Jó se queixa do trato de Deus

1 Então, respondeu Jó:

2 Tenho ouvido muitas coisas como estas;

todos vós sois consoladores molestos.

3 Porventura, não terão fim essas palavras de vento?

Ou que é que te instiga para responderes assim?

4 Eu também poderia falar como vós falais;

se a vossa alma estivesse em lugar da minha,

eu poderia dirigir-vos um montão de palavras

e menear contra vós outros a minha cabeça;

5 poderia fortalecer-vos com as minhas palavras,

e a compaixão dos meus lábios abrandaria a vossa dor.

6 Se eu falar, a minha dor não cessa;

se me calar, qual é o meu alívio?

7 Na verdade, as minhas forças estão exaustas;

tu, ó Deus, destruíste a minha família toda.

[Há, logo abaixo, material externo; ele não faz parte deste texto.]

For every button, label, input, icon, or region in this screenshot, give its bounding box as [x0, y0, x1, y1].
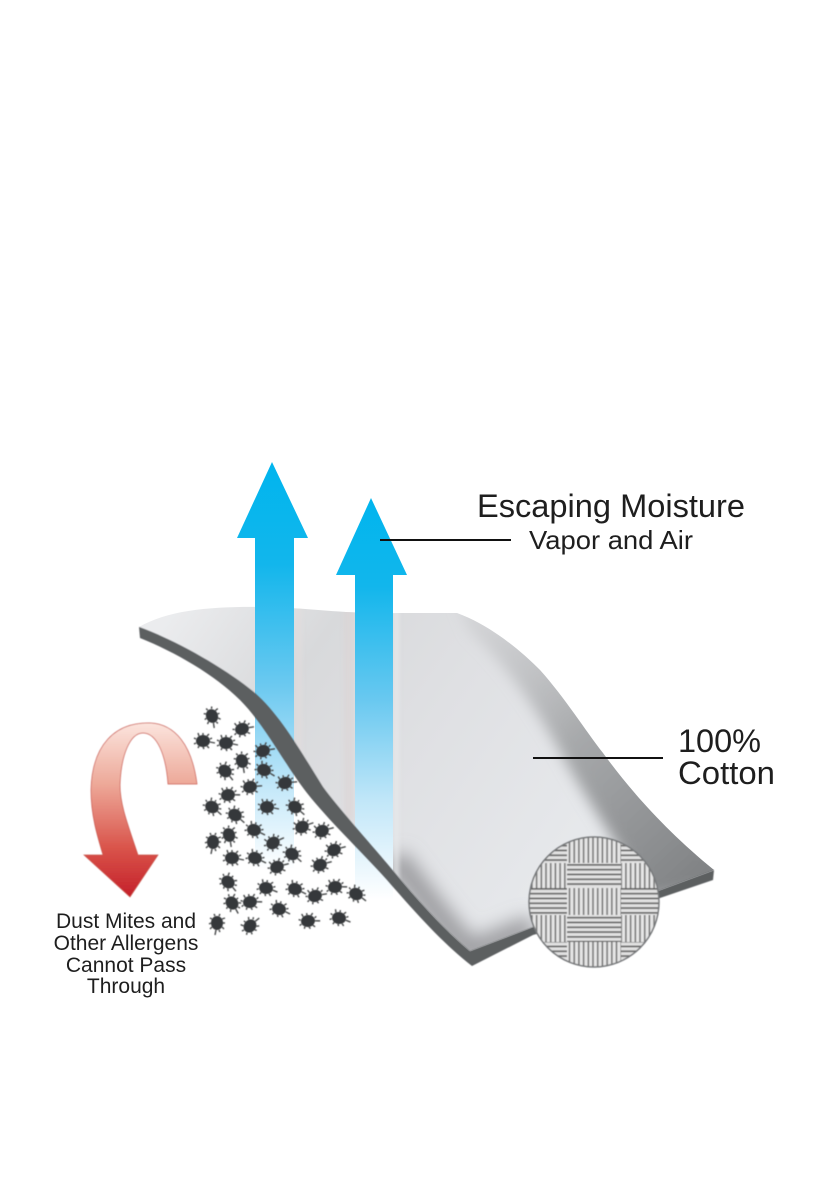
woven fabric magnifier — [525, 830, 663, 972]
label: 100% cotton — [678, 723, 775, 791]
label: escaping moisture: Escaping Moisture — [477, 488, 745, 524]
leader line: escaping moisture — [380, 539, 511, 541]
label: dust mites: Cannot Pass — [66, 954, 186, 977]
label: dust mites: Other Allergens — [54, 932, 198, 955]
big blue arrow — [237, 462, 308, 868]
small blue arrow — [336, 498, 407, 900]
sheet thick edge — [139, 627, 714, 966]
sheet top surface — [139, 607, 714, 951]
label: 100% cotton: Cotton — [678, 755, 775, 791]
label: vapor and air: Vapor and Air — [529, 525, 693, 555]
red curved arrow — [84, 723, 197, 897]
fabric sheet illustration — [139, 600, 740, 951]
dust mites cluster — [194, 705, 370, 938]
label: dust mites — [54, 910, 198, 998]
leader line: cotton — [533, 757, 663, 759]
label: dust mites: Through — [87, 975, 165, 998]
label: dust mites: Dust Mites and — [56, 910, 196, 933]
label: 100% cotton: 100% — [678, 723, 761, 759]
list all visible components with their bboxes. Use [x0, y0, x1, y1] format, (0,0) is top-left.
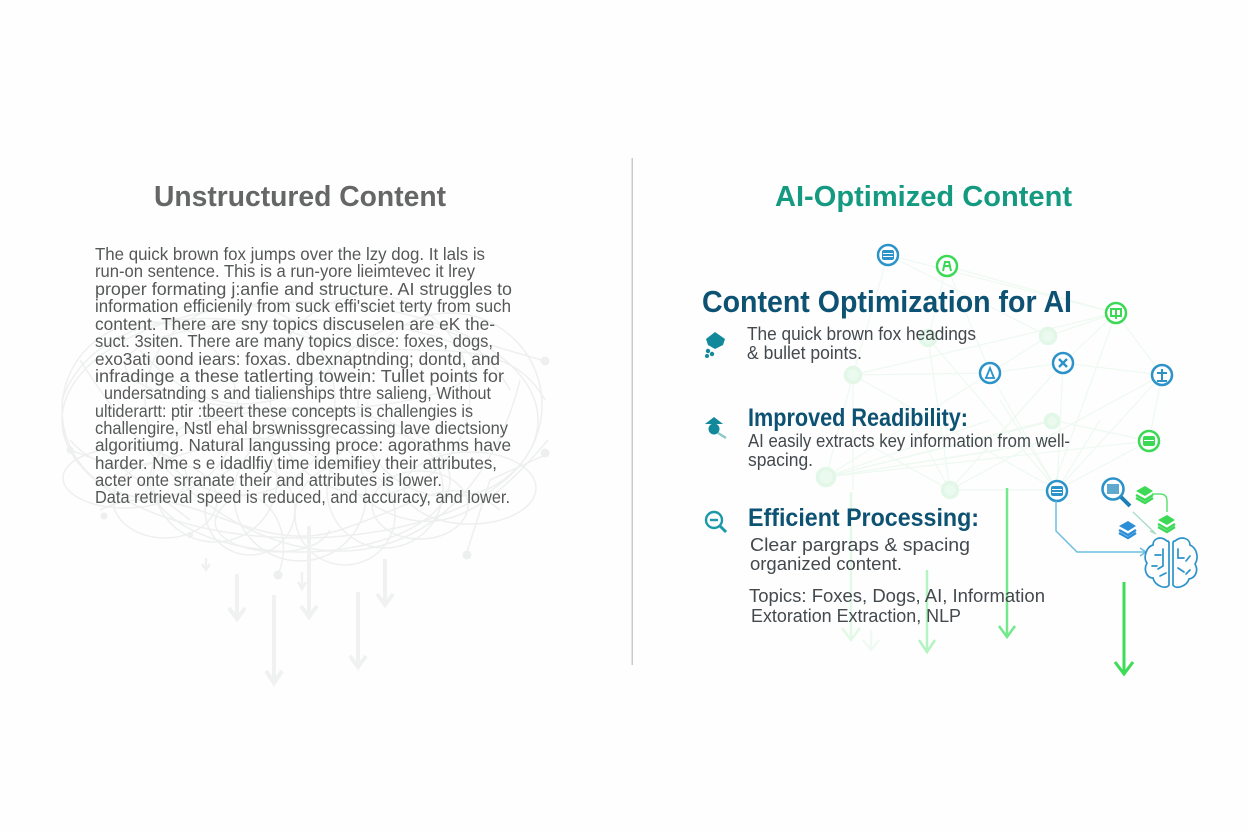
garbled paragraph: run-on sentence. This is a run-yore lieimtevec it lrey	[95, 261, 475, 281]
section: Improved Readibility: spacing.	[748, 449, 813, 470]
garbled paragraph: suct. 3siten. There are many topics disce: foxes, dogs,	[95, 331, 493, 351]
blue network nodes	[878, 245, 1172, 501]
garbled paragraph: undersatnding s and tialienships thtre salieng, Without	[104, 383, 491, 403]
network connections	[826, 255, 1162, 490]
heading: Unstructured Content: Unstructured Content	[154, 181, 446, 213]
garbled paragraph: challengire, Nstl ehal brswnissgrecassing lave diectsiony	[95, 418, 508, 438]
text: headings and bullet points: & bullet points.	[747, 342, 862, 363]
garbled paragraph: ultiderartt: ptir :tbeert these concepts is challengies is	[95, 401, 473, 421]
garbled paragraph: content. There are sny topics discuselen are eK the-	[95, 314, 495, 334]
section: Improved Readibility: AI easily extracts key information from well-	[748, 430, 1070, 451]
garbled paragraph: harder. Nme s e idadlfiy time idemifiey their attributes,	[95, 453, 497, 473]
icon: reader with magnifier	[705, 417, 726, 438]
section: Efficient Processing: Extoration Extraction, NLP	[751, 605, 961, 626]
garbled paragraph: The quick brown fox jumps over the lzy dog. It lals is	[95, 244, 485, 264]
icon: search magnifier	[706, 512, 726, 532]
section: Efficient Processing: Topics: Foxes, Dogs, AI, Information	[749, 585, 1045, 606]
icon: graduate with dots	[705, 332, 725, 358]
section: Improved Readibility: Improved Readibility:	[748, 404, 968, 432]
tangled scribble background	[62, 295, 548, 575]
flow into brain	[1056, 494, 1167, 556]
icon: brain	[1145, 538, 1197, 587]
faded network nodes	[818, 328, 1058, 498]
node glyphs	[882, 250, 1167, 496]
garbled paragraph: Data retrieval speed is reduced, and accuracy, and lower.	[95, 487, 510, 507]
heading: Content Optimization for AI: Content Optimization for AI	[702, 284, 1072, 319]
section: Efficient Processing: Efficient Processing:	[748, 504, 979, 532]
heading: AI-Optimized Content: AI-Optimized Content	[775, 181, 1072, 213]
scribble nodes	[66, 356, 550, 580]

8 Testemunha disto é que já me tornaste encarquilhado,

a minha magreza já se levanta contra mim

e me acusa cara a cara.

9 Na sua ira me despedaçou e tem animosidade contra mim;

contra mim rangeu os dentes

e, como meu adversário, aguça os olhos.

10 Homens abrem contra mim a boca,

com desprezo me esbofeteiam,

e contra mim todos se ajuntam.

11 Deus me entrega ao ímpio

e nas mãos dos perversos me faz cair.

12 Em paz eu vivia, porém ele me quebrantou;

pegou-me pelo pescoço e me despedaçou;

pôs-me por seu alvo.

13 Cercam-me as suas flechas,

atravessa-me os rins, e não me poupa,

e o meu fel derrama na terra.

14 Fere-me com ferimento sobre ferimento,

arremete contra mim como um guerreiro.

15 Cosi sobre a minha pele o cilício

e revolvi o meu orgulho no pó.

16 O meu rosto está todo afogueado de chorar,

e sobre as minhas pálpebras está a sombra da morte,

17 embora não haja violência nas minhas mãos,

e seja pura a minha oração.

18 Ó terra, não cubras o meu sangue,

e não haja lugar em que se oculte o meu clamor!

19 Já agora sabei que a minha testemunha está no céu,

e, nas alturas, quem advoga a minha causa.

20 Os meus amigos zombam de mim,

mas os meus olhos se desfazem em lágrimas diante de Deus,

21 para que ele mantenha o direito do homem contra o próprio Deus

e o do filho do homem contra o seu próximo.

22 Porque dentro de poucos anos

eu seguirei o caminho de onde não tornarei.

1 Jó respondeu então nestes termos:

2 Já ouvi muitas vezes discursos semelhantes, sois todos uns consoladores importunos.

3 Quando terão fim essas palavras atiradas ao ar? Que é que te excitava a falar?

4 Eu também podia falar como vós, se estivésseis em meu lugar. Arranjaria discursos a vosso respeito, e sacudiria a cabeça acerca de vós;

5 eu vos encorajaria verbalmente, e moveria os meus lábios sem nenhuma avareza.

6 Se falo, nem por isso se aplaca a minha dor; se calo, estará ela consolada?

7 Mas Deus me extenuou; estou aniquilado; toda a sua tropa me pegou.

8 Minha magreza tornou-se testemunho contra mim, ela depõe contra mim.

9 Sua cólera me fere e me persegue, ele range os dentes contra mim. Meus inimigos dardejam os olhos sobre mim.

10 Abrem a boca para me devorar; batem-me na face para me ultrajar, rebelam-se todos contra mim.

11 Deus me entrega aos perversos, joga-me nas mãos dos malvados.

12 Eu estava em paz, ele ma tirou, segurou-me pela nuca e me pôs em pedaços. Tomou-me como alvo.

13 Suas setas voam em volta de mim. Ele rasga meus rins sem piedade, espalha meu fel por terra.

14 Abre em mim brecha sobre brecha, ataca-me como um guerreiro.

15 Cosi um saco sobre minha pele, rolei minha fronte no pó.

16 Meu rosto está vermelho de lágrimas, a sombra da morte estende-se sobre minhas pálpebras.

17 Entretanto, não há violência em minhas mãos e minha oração é pura.

18 Ó terra, não cubras o meu sangue, e que seu grito não seja sufocado pela tumba.

19 Tenho desde já uma testemunha no céu, um defensor na alturas.

20 Minha oração subiu até Deus, meus olhos choram diante dele.

21 Que ele mesmo julgue entre o homem e Deus, entre o homem e seu semelhante!

22 Pois meus anos contados se esgotam, entro numa vereda por onde não passarei de novo.